Она вскочила и оделась так быстро, как еще в жизни не одевалась, а он улыбнулся и крикнул ей вдогонку: пусть еще раз хорошенько обдумает, такую уж он берет плату, и все, кто к нему приходит, платят, если не в первый визит, так во второй. Лисси Бойман, однако, больше не пришла. Она еще бегала по врачам, но те расписывали ей величие материнства, поздравляли ее и утешали. Вот так и родился Ганс Бойман. Вся деревня с первого же дня была настроена против него. Все с большим неодобрением смотрели на связь Лисси Бойман с инженером, а Ганс был плодом этой связи.
— Я ничего в этом не смыслю, — сказал Ганс. — Что мне надо делать?
Анна сказала что-то о женитьбе. Ганс снова испугался. Он еще никогда об этом не думал. И стал горячо отговаривать Анну.
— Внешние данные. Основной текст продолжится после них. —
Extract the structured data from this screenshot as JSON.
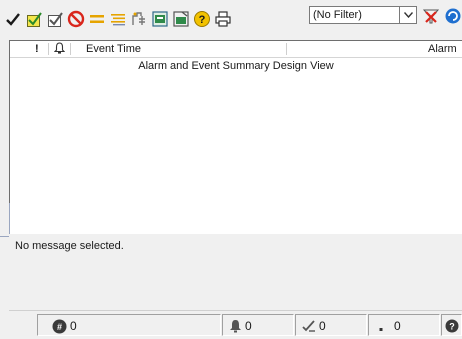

Он хитро, точно гирляндами, обвивал ее словами и фразами. Жениться, говорил он, он хочет, да, но не под нажимом и не при сложившихся обстоятельствах, это скажется впоследствии при малейшем разладе, если же у них возникнут трудности — а в каких семьях они не возникают? — они начнут ссориться, упрекать друг друга за это давление, брак превратится в бесконечное покаяние за несколько чудесных месяцев, брак превратится в тюрьму, во всяком случае для мужчины, мужчине вольно дышится, если только его поддерживает сознание, что все ему назначенное он избрал добровольно…
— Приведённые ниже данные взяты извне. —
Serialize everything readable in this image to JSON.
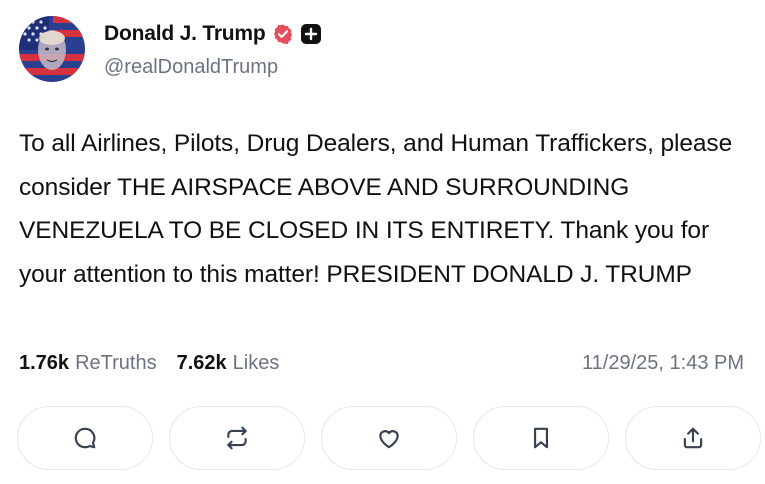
{
  "author": {
    "display_name": "Donald J. Trump",
    "handle": "@realDonaldTrump",
    "verified_icon": "verified-badge-icon",
    "extra_icon": "plus-icon",
    "verified_color": "#e44f5d"
  },
  "post": {
    "text": "To all Airlines, Pilots, Drug Dealers, and Human Traffickers, please consider THE AIRSPACE ABOVE AND SURROUNDING VENEZUELA TO BE CLOSED IN ITS ENTIRETY. Thank you for your attention to this matter! PRESIDENT DONALD J. TRUMP"
  },
  "stats": {
    "retruths_count": "1.76k",
    "retruths_label": "ReTruths",
    "likes_count": "7.62k",
    "likes_label": "Likes",
    "timestamp": "11/29/25, 1:43 PM"
  },
  "actions": [
    {
      "name": "reply",
      "icon": "comment-icon"
    },
    {
      "name": "retruth",
      "icon": "repost-icon"
    },
    {
      "name": "like",
      "icon": "heart-icon"
    },
    {
      "name": "bookmark",
      "icon": "bookmark-icon"
    },
    {
      "name": "share",
      "icon": "share-icon"
    }
  ]
}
Анна скоро перестала возражать. Особенно когда Ганс упомянул ее мать и глаза филиппсбургского общества, когда он наглядно разъяснил ей, как станут комментировать их бракосочетание, ее ославят, будто она вышла за Ганса только поэтому, а его заподозрят, будто он умышленно довел Анну до ее нынешнего положения, чтобы заполучить ее, он, неимущий, никому не известный журналист, богатую дочь промышленного воротилы, — это раз и навсегда подорвет всякое к нему уважение. Пожениться они и позже успеют, если она захочет, если ее родители будут согласны, если он на деле покажет себя настоящим мужчиной, который имеет право создать собственную семью…
В конце концов Анна согласилась. Гансу надо было ехать к профессору Миркенройту. Анна решила отправиться к доктору Бенрату: он же гинеколог и друг их семьи.
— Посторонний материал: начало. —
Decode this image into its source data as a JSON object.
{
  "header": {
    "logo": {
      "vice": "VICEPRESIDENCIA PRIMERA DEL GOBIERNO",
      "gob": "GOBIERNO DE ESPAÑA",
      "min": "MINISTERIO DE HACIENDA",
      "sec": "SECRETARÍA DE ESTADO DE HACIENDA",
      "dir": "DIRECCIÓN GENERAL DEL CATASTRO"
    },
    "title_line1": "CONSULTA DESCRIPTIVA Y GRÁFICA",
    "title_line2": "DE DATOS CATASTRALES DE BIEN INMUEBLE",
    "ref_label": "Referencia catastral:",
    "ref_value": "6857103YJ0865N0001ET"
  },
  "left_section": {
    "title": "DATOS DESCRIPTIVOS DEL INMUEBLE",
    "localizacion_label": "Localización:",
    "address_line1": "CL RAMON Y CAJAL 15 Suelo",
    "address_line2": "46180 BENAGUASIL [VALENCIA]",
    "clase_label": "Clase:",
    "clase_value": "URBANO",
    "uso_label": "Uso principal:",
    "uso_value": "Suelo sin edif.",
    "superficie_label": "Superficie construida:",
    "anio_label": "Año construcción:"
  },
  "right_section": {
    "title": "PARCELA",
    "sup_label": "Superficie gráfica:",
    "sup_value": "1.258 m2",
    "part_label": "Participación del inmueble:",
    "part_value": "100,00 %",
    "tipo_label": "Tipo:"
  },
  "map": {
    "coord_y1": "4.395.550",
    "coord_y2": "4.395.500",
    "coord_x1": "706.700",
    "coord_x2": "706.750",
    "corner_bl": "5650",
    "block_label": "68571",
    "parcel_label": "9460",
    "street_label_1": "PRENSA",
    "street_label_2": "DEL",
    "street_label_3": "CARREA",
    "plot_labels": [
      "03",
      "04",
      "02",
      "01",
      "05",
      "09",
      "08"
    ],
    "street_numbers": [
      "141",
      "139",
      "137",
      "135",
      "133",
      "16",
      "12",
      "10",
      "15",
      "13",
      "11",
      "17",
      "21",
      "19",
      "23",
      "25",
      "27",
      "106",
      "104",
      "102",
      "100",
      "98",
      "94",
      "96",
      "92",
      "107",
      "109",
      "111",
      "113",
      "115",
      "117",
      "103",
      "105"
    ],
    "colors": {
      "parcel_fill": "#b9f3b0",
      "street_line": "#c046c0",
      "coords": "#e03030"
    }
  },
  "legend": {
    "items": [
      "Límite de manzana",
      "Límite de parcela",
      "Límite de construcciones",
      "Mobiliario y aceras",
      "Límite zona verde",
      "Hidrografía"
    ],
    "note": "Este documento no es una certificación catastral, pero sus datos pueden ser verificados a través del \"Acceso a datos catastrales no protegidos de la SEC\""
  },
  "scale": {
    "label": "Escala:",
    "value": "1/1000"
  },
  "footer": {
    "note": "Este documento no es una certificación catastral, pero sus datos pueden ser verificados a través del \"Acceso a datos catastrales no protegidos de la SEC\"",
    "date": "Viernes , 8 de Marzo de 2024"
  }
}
Профессор Миркенройт предложил Гансу кофе, коньяк и сигареты, позаботился, чтобы им было удобно разговаривать, и любезно изложил Гансу свою биографию, которую тот тут же взял на карандаш. Ганс узнал образцово-показательного человека с образцово-показательной биографией. Профессор был в юности журналистом и даже работал на радио, в отделе радиопередач для школьников, а потом началась война, и он в качестве военного корреспондента побывал на всех фронтах. По сей день еще сохранились его нашумевшие записи воздушных боев. Одну пленку он прокрутил Гансу. Он сам вылетал в истребителе и записал весь бой, даже то, что доносилось до него из ларингофонов: дыхание пилотов, вражеских и собственных, ругань, которую они изрыгали во время боя, проклятия, предупреждения товарищам по эскадрилье, когда противник заходил в хвост из мертвого пространства, а под конец даже последние вскрики сбитых пилотов — беззвучный вопль: «Горю!», клокочущее проклятие: «Damned!»,[3] хрип, заглушённый дробным перестуком зубов, все, вплоть до щелчка — звука, отметившего мгновение, когда Миркенройт выключил магнитофон. В конце войны его репортажи были запрещены, а его перевели в тыловые части, зато оккупационные власти его тут же реабилитировали, ему поручена была организация народных университетов, он должен был обеспечить формирование демократического сознания, и, в конце концов, он получил в Техническом университете кафедру педагогики и философии; все это время он был озабочен делами на радио, оказывал, как член Совета по радиовещанию, на его работу влияние и исправлял то, что поддавалось исправлению.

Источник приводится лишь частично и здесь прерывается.